Vote for the greatest 49er
QB Joe Montana
Arguably the greatest quarterback of all time, Joe “Cool” earned his nickname during Super Bowl XXIII against the Cincinnati Bengals. The 49ers trailed by three points with 3:20 remaining when Montana gathered the team in a huddle. “There, in the stands, standing near the exit ramp – isn’t that John Candy?” Montana asked tackle Harris Barton. Montana then methodically led the 49ers 92 yards, throwing a 10-yard TD pass to John Taylor with 34 seconds left. “Joe Cool” had 31 fourth-quarter comebacks in his career.
WR Jerry Rice
The son of a brick mason who came from Mississippi Valley State, Rice never dreamed he would end up the NFL’s most prolific receiver. Rice finished his magnificent career as the league leader in receptions (1,549), receiving yards (22,895) and most 1,000-yard receiving seasons (14). The Super Bowl XXIII MVP posted a record 208 total touchdowns and finished with 23,546 combined net yards. Rice was true NFL royalty – he was a 13-time Pro Bowler and was named All-Pro 11 consecutive seasons – and is considered by many to be the greatest NFL player of all time.
QB Steve Young
Traded to the 49ers from the Bucs in 1987, Young bided his time behind Montana before establishing himself as one of the NFL’s all-time greats; he’s tied with Sammy Baugh as the only QBs to win six NFL passing titles. In 1994, Young was at his finest, finishing with a 112.8 passer rating.

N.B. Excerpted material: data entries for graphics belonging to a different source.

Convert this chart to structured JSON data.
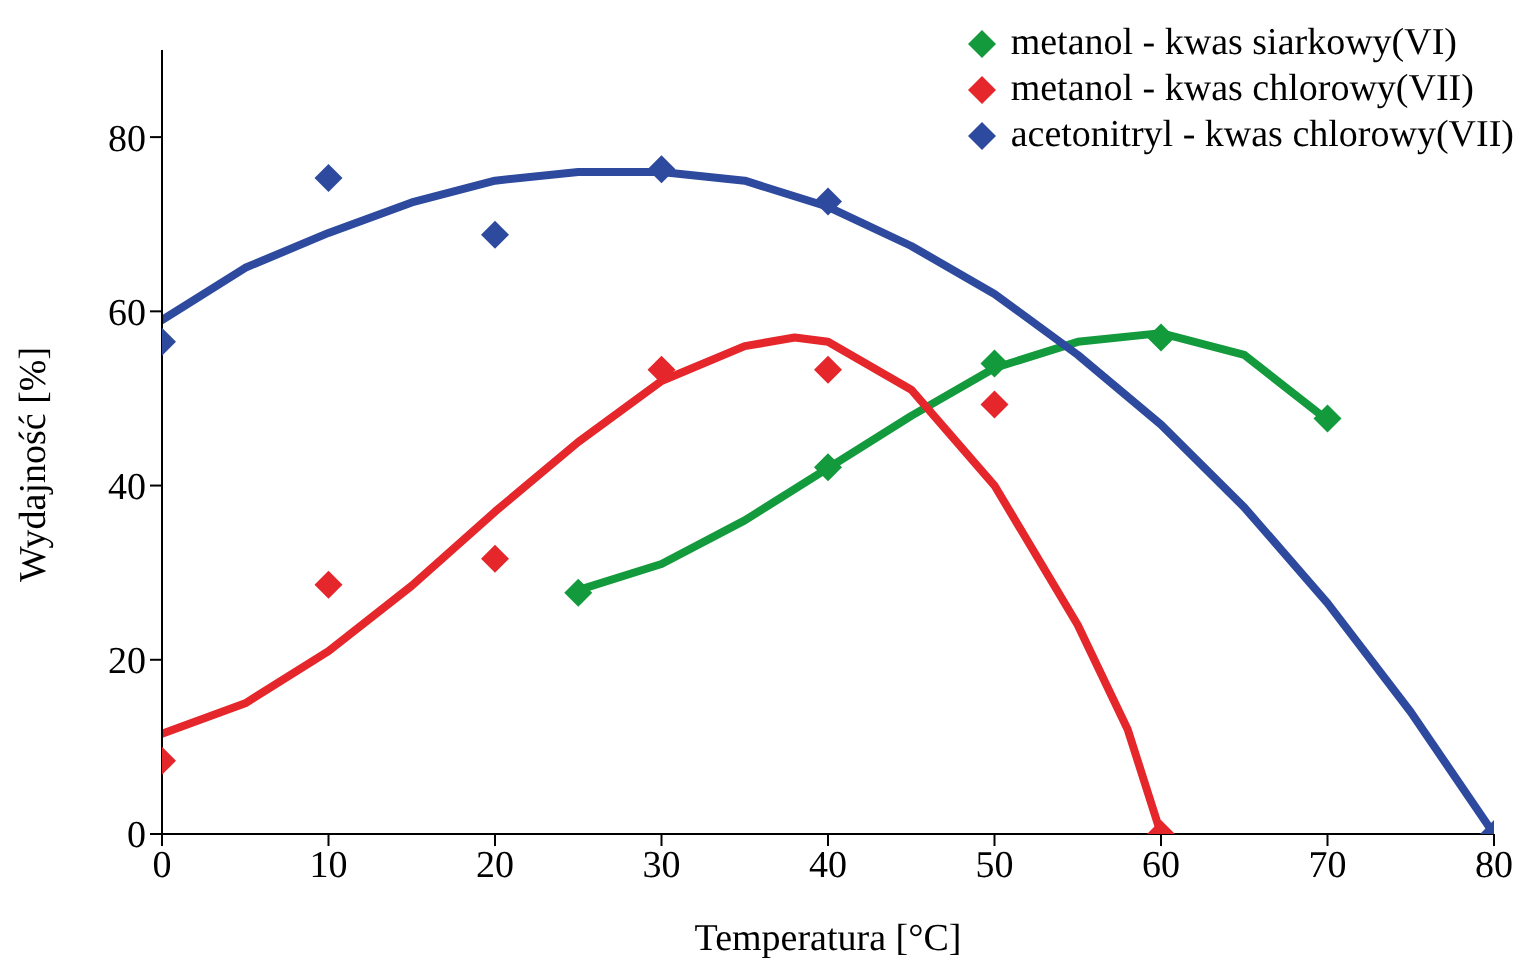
{
  "chart_data": {
    "type": "scatter",
    "xlabel": "Temperatura [°C]",
    "ylabel": "Wydajność [%]",
    "xlim": [
      0,
      80
    ],
    "xticks": [
      0,
      10,
      20,
      30,
      40,
      50,
      60,
      70,
      80
    ],
    "ylim": [
      0,
      90
    ],
    "yticks": [
      0,
      20,
      40,
      60,
      80
    ],
    "grid": false,
    "legend": "top right",
    "series": [
      {
        "name": "metanol - kwas siarkowy(VI)",
        "marker": "diamond",
        "color": "#139a3c",
        "x": [
          25,
          40,
          50,
          60,
          70
        ],
        "values": [
          27.7,
          42.1,
          54,
          57,
          47.7
        ]
      },
      {
        "name": "metanol - kwas chlorowy(VII)",
        "marker": "diamond",
        "color": "#e5262b",
        "x": [
          0,
          10,
          20,
          30,
          40,
          50,
          60
        ],
        "values": [
          8.4,
          28.6,
          31.6,
          53.3,
          53.3,
          49.3,
          0
        ]
      },
      {
        "name": "acetonitryl - kwas chlorowy(VII)",
        "marker": "diamond",
        "color": "#2e4a9e",
        "x": [
          0,
          10,
          20,
          30,
          40,
          80
        ],
        "values": [
          56.5,
          75.3,
          68.8,
          76.3,
          72.6,
          0
        ]
      },
      {
        "type": "line",
        "marker": "none",
        "line_style": "solid",
        "color": "#139a3c",
        "x": [
          25,
          30,
          35,
          40,
          45,
          50,
          55,
          60,
          65,
          70
        ],
        "values": [
          28,
          31,
          36,
          42,
          48,
          53.5,
          56.5,
          57.5,
          55,
          47.5
        ]
      },
      {
        "type": "line",
        "marker": "none",
        "line_style": "solid",
        "color": "#e5262b",
        "x": [
          0,
          5,
          10,
          15,
          20,
          25,
          30,
          35,
          38,
          40,
          45,
          50,
          55,
          58,
          60
        ],
        "values": [
          11.5,
          15,
          21,
          28.5,
          37,
          45,
          52,
          56,
          57,
          56.5,
          51,
          40,
          24,
          12,
          0
        ]
      },
      {
        "type": "line",
        "marker": "none",
        "line_style": "solid",
        "color": "#2e4a9e",
        "x": [
          0,
          5,
          10,
          15,
          20,
          25,
          30,
          35,
          40,
          45,
          50,
          55,
          60,
          65,
          70,
          75,
          80
        ],
        "values": [
          59,
          65,
          69,
          72.5,
          75,
          76,
          76,
          75,
          72,
          67.5,
          62,
          55,
          47,
          37.5,
          26.5,
          14,
          0
        ]
      }
    ]
  }
}
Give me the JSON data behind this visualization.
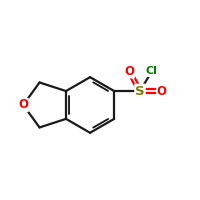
{
  "bg_color": "#ffffff",
  "bond_color": "#1a1a1a",
  "oxygen_color": "#ff0000",
  "sulfur_color": "#808000",
  "chlorine_color": "#008000",
  "line_width": 1.6,
  "figsize": [
    2.0,
    2.0
  ],
  "dpi": 100,
  "xlim": [
    -4.5,
    5.5
  ],
  "ylim": [
    -3.5,
    4.0
  ]
}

He threw 6 TDs in Super Bowl XXIX and was named MVP. Young was the league MVP twice, All-Pro four times and was voted to seven Pro Bowls.
DB Ronnie Lott
One of the NFL’s legendary tough guys, Lott was equally ferocious at either cornerback or safety and was an All-Pro at three positions in the secondary (cornerback, strong, free safety). He had 100-plus tackles five times in his career, and achieved infamy for having the tip of his left pinky finger amputated following the 1985 season after it was mangled tackling Dallas running back Timmy Newsome. Lott was the anchor of four 49ers’ Super Bowl defenses. He finished with 65 career interceptions for 730 yards and five TDs.
LB Dave Wilcox
“The Intimidator” Wilcox gained his moniker by daring opposing players to block him. Few were up to the task. One of the most dominant outside linebackers of his time, Wilcox tossed aside tight ends as if they were feathers. Smart and intuitive, Wilcox also had a nose for the ball, manhandling receivers and collecting 14 career interceptions. He was All-NFL five times, second-team All-NFL three times, was named All-NFC three times and was elected to seven Pro Bowls.